Before passing on to the approaching details let us stop for a moment fairly to consider the result of this principle as it affects the comparison generally.
Here, on the one hand, we have the Canto Fermo, with its vast variety of music, embracing an equally varied range in the stores of divine revelation, inasmuch as it is the counterpart in song of the entire Ritual; on the other hand we have the works of modern music, of which I am speaking, embracing scarcely more than a fraction of the Ritual. With a vast numerical rather than a real variety in point of the one constitutive element of sacred song—viz., music—they are poverty itself as regards the other—viz., inspired truth—the Kyrie, Gloria, Credo, Sanctus, and Agnus Dei, from the Ordinary of the Mass, and a small number of hymns, antiphons, and scattered verses from the Holy Scriptures, in the form of motets, being literally the sum-total of their possession in this element.
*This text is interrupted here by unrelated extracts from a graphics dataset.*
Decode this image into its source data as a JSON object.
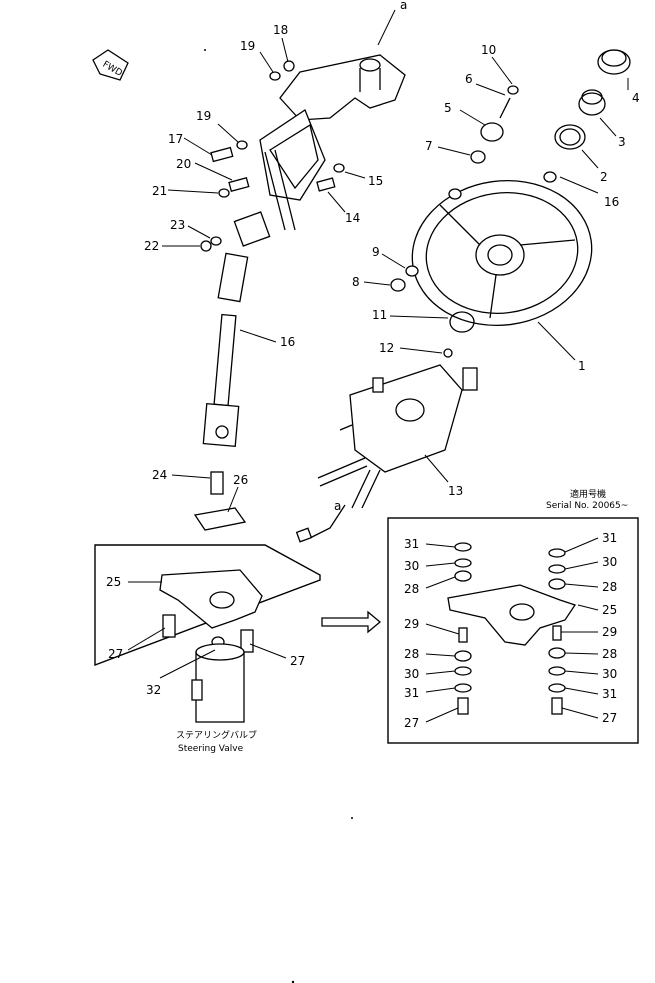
{
  "fwd_label": "FWD",
  "ref_label_top": "a",
  "ref_label_bottom": "a",
  "steering_valve_jp": "ステアリングバルブ",
  "steering_valve_en": "Steering Valve",
  "serial_jp": "適用号機",
  "serial_en": "Serial No. 20065~",
  "callouts": [
    {
      "id": "c18",
      "label": "18"
    },
    {
      "id": "c19a",
      "label": "19"
    },
    {
      "id": "c10",
      "label": "10"
    },
    {
      "id": "c6",
      "label": "6"
    },
    {
      "id": "c4",
      "label": "4"
    },
    {
      "id": "c5",
      "label": "5"
    },
    {
      "id": "c3",
      "label": "3"
    },
    {
      "id": "c19b",
      "label": "19"
    },
    {
      "id": "c17",
      "label": "17"
    },
    {
      "id": "c7",
      "label": "7"
    },
    {
      "id": "c2",
      "label": "2"
    },
    {
      "id": "c20",
      "label": "20"
    },
    {
      "id": "c15",
      "label": "15"
    },
    {
      "id": "c16a",
      "label": "16"
    },
    {
      "id": "c21",
      "label": "21"
    },
    {
      "id": "c14",
      "label": "14"
    },
    {
      "id": "c23",
      "label": "23"
    },
    {
      "id": "c22",
      "label": "22"
    },
    {
      "id": "c9",
      "label": "9"
    },
    {
      "id": "c8",
      "label": "8"
    },
    {
      "id": "c11",
      "label": "11"
    },
    {
      "id": "c16b",
      "label": "16"
    },
    {
      "id": "c12",
      "label": "12"
    },
    {
      "id": "c1",
      "label": "1"
    },
    {
      "id": "c13",
      "label": "13"
    },
    {
      "id": "c24",
      "label": "24"
    },
    {
      "id": "c26",
      "label": "26"
    },
    {
      "id": "c25a",
      "label": "25"
    },
    {
      "id": "c27a",
      "label": "27"
    },
    {
      "id": "c27b",
      "label": "27"
    },
    {
      "id": "c32",
      "label": "32"
    },
    {
      "id": "c31a",
      "label": "31"
    },
    {
      "id": "c31b",
      "label": "31"
    },
    {
      "id": "c30a",
      "label": "30"
    },
    {
      "id": "c30b",
      "label": "30"
    },
    {
      "id": "c28a",
      "label": "28"
    },
    {
      "id": "c28b",
      "label": "28"
    },
    {
      "id": "c25b",
      "label": "25"
    },
    {
      "id": "c29a",
      "label": "29"
    },
    {
      "id": "c29b",
      "label": "29"
    },
    {
      "id": "c28c",
      "label": "28"
    },
    {
      "id": "c28d",
      "label": "28"
    },
    {
      "id": "c30c",
      "label": "30"
    },
    {
      "id": "c30d",
      "label": "30"
    },
    {
      "id": "c31c",
      "label": "31"
    },
    {
      "id": "c31d",
      "label": "31"
    },
    {
      "id": "c27c",
      "label": "27"
    },
    {
      "id": "c27d",
      "label": "27"
    }
  ]
}
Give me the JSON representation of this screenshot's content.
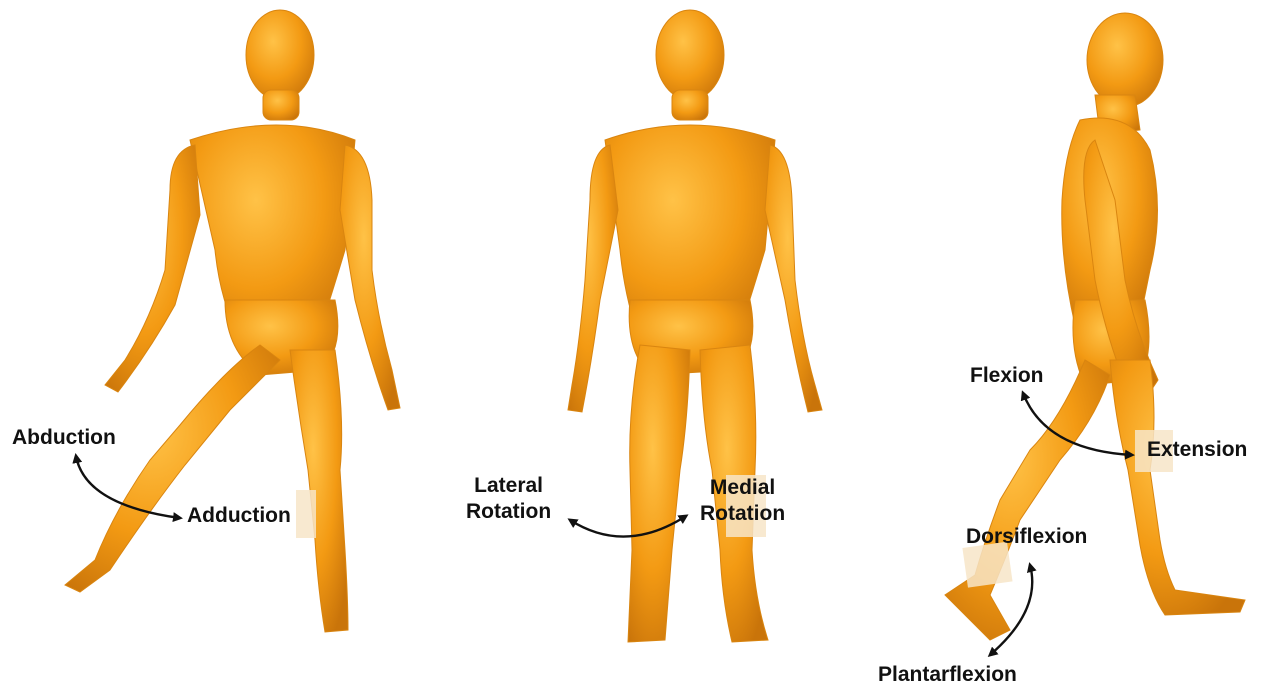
{
  "figure": {
    "colors": {
      "body": "#f39a13",
      "body_dark": "#c9740a",
      "body_light": "#ffc247",
      "arrow": "#111111",
      "label_text": "#111111",
      "highlight": "#f7e6c8"
    },
    "panels": [
      {
        "id": "abduction-adduction",
        "pose": "front, leg raised sideways",
        "labels": {
          "abduction": "Abduction",
          "adduction": "Adduction"
        }
      },
      {
        "id": "rotation",
        "pose": "front, standing",
        "labels": {
          "lateral_line1": "Lateral",
          "lateral_line2": "Rotation",
          "medial_line1": "Medial",
          "medial_line2": "Rotation"
        }
      },
      {
        "id": "flexion-extension",
        "pose": "side, walking",
        "labels": {
          "flexion": "Flexion",
          "extension": "Extension",
          "dorsiflexion": "Dorsiflexion",
          "plantarflexion": "Plantarflexion"
        }
      }
    ]
  }
}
And now to carry the comparison into its details. The divine idea of sacred song could not have been known to us without a revelation, the very gift itself being, from its nature, the companion of a revelation. We are not, therefore, as has been remarked in the introduction, thrown upon our own natural powers of speculation either for our general knowledge of the divine idea itself or for gaining an insight into its constituent details; indeed, without revelation this would have been altogether beyond our natural capacities. But since God became man and founded his own society, the Catholic Church, and both taught himself and placed inspired teachers in it to succeed him, the ideas of God as to questions that concern the welfare of his church have, through the Incarnation of the Son, been brought to the level of our capacities, and are to be found in the Scripture and in Christian theology, and are there to be sought for as occasion may require. Thus examined, then, by the light of the Christian revelation, the divine idea of sacred song will, without urging that these are co-extensive with it, admit of being resolved into the ensuing points; the truth of which will be proved separately, as they come forward successively in the course of the comparison. They are as follows:
I. Authority: 1, ecclesiastical; 2, moral.
II. Claim to the completeness and order of a system.
III. Moral fitness: 1, as a sacrificial song; 2, as a song for the offices of the church.
IV. Fitness for passing among the people as a congregational song.
V. Moral influence in the formation of character.
VI. The medium or vehicle for divine truth passing among the people.